Viral strain detection

a custom PRRSV sequence database containing 951 PRRSV whole genome sequences was generated by downloading all PRRSV whole genome sequences available in GenBank (949 sequences including our VR2332 strain, download date: Nov 2018) with the addition of sequences from our SDEU (MN175678) and 1-7-4 (MN175677) lab strains. Alignment Search Tool (BLAST) with a significance filter of expect value (E) < 10 ^-50 to examine the PRRSV sequence reads.

makeblastdb -in downloaded_prrsv.fasta -title prrsvdatabase -dbtype nucl -out prrsvdatabase
blastn -db prrsvdatabase -query prrsv.fastq -evalue 1e-50 -word_size 11 -outfmt 7 > prrsv_blast

Differentiation of multiple viral strains

In order to detect PRRSV strains, PRRSV reads were first BLASTn analyzed to identify the top BLAST hit as determined by bit score.

Then, all PRRSV reads were mapped to the this top BLAST hit using minimap2 and mapped reads were extracted using SAMtools.

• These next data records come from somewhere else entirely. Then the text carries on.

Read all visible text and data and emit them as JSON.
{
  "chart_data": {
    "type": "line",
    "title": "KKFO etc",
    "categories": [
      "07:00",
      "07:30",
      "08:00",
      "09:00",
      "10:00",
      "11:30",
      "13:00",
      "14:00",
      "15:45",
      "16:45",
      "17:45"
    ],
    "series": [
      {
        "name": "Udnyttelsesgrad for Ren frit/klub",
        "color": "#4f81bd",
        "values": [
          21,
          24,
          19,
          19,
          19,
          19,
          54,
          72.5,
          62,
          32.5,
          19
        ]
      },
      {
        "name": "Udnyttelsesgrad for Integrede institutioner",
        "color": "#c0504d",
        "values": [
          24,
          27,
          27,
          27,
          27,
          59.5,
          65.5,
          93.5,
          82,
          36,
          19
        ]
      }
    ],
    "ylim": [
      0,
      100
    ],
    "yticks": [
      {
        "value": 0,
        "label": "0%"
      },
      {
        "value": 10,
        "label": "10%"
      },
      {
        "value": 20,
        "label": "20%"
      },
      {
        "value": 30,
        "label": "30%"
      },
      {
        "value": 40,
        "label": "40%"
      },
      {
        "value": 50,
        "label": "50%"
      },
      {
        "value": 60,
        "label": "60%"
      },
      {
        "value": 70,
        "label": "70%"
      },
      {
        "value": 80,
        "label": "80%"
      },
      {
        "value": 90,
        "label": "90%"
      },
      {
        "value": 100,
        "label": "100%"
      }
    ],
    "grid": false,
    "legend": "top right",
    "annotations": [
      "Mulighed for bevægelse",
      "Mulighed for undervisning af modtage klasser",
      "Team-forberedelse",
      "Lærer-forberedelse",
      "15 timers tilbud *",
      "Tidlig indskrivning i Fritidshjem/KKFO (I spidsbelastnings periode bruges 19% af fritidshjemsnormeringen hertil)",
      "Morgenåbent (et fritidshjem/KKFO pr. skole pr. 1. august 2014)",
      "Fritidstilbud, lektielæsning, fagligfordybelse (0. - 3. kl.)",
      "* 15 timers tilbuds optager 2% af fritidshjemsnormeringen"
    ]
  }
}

The unmapped reads were also extracted and were analyzed against the PRRSV database a second time to detect any other strain existing in the same sample. The top BLAST hit was recorded and the mapped and unmapped reads to the second top match were again separated.

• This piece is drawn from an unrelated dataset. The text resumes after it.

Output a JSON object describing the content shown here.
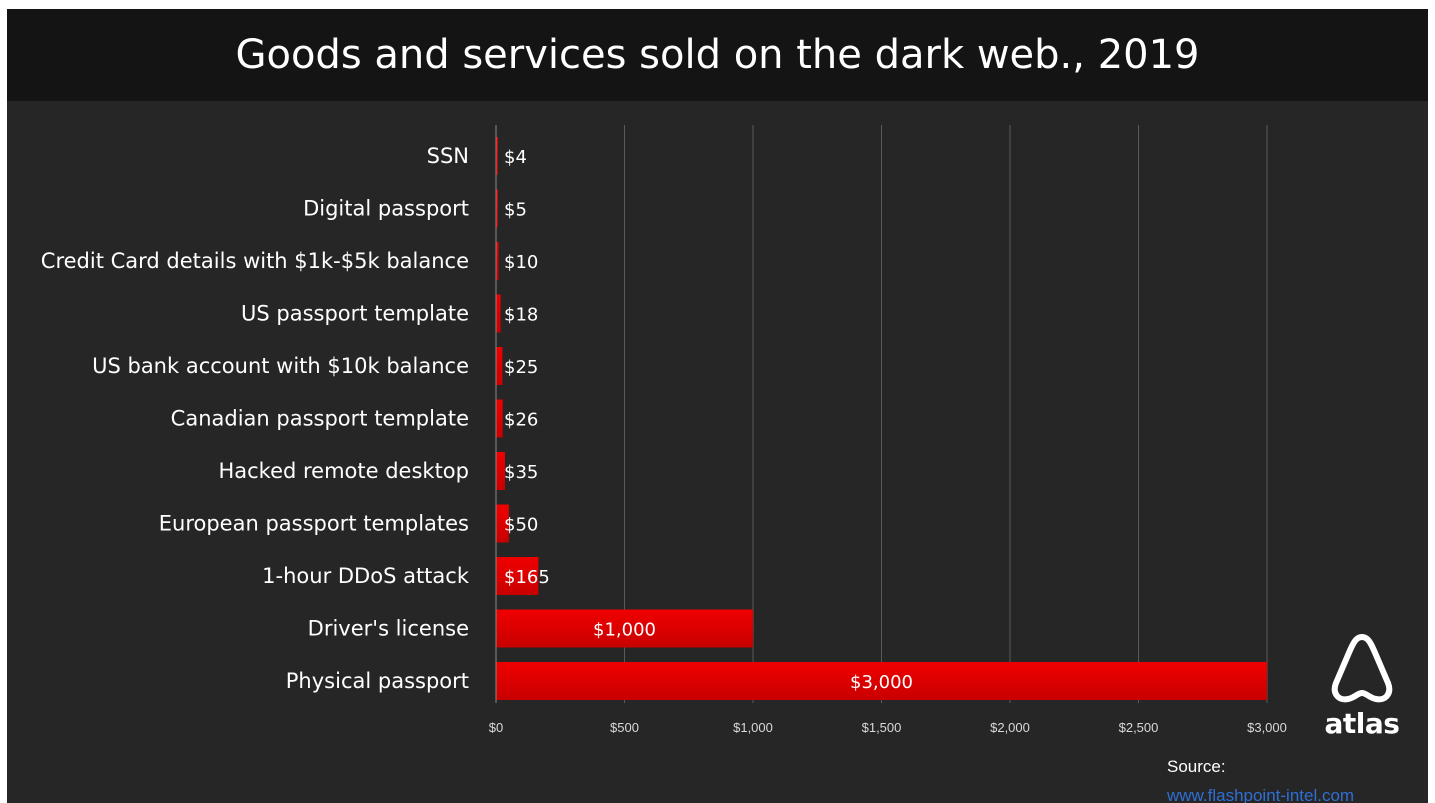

blastn -db prrsvdatabase -query prrsv.fastq -evalue 1e-50 -word_size 11 -outfmt 7 > prrsv_blast1 # take the top blast hit as reference1

minimap2 -ax map-ont reference1.fasta prrsv.fastq > prrsv1.sam

samtools view -b prrsv1.sam > prrsv1.bam
samtools sort prrsv1.bam -o prrsv1_sorted.bam
samtools index prrsv1_sorted.bam
samtools view -S -F4 prrsv1_sorted.bam > prrsv1.mapped.sam 
samtools view -S -f4 prrsv1_sorted.bam > prrsv1.unmapped.sam

cut -f1 VR2332.mapped.sam | sort | uniq > prrsv1_mapped.lst
seqtk-master/seqtk subseq prrsv.fastq prrsv1_mapped.lst > prrsv1_mapped.fastq

cut -f1 VR2332.unmapped.sam | sort | uniq > prrsv1_unmapped.lst
seqtk-master/seqtk subseq prrsv.fastq prrsv1_unmapped.lst > prrsv1_unmapped.fastq

blastn -db prrsvdatabase -query prrsv1_unmapped.fastq -evalue 1e-50 -word_size 11 -outfmt 7 > prrsv_blast1 # take the top blast hit as reference2

minimap2 -ax map-ont reference2.fasta prrsv.fastq > prrsv2.sam
...

This was repeated until no PRRSV strain was detected in the extracted unmapped reads.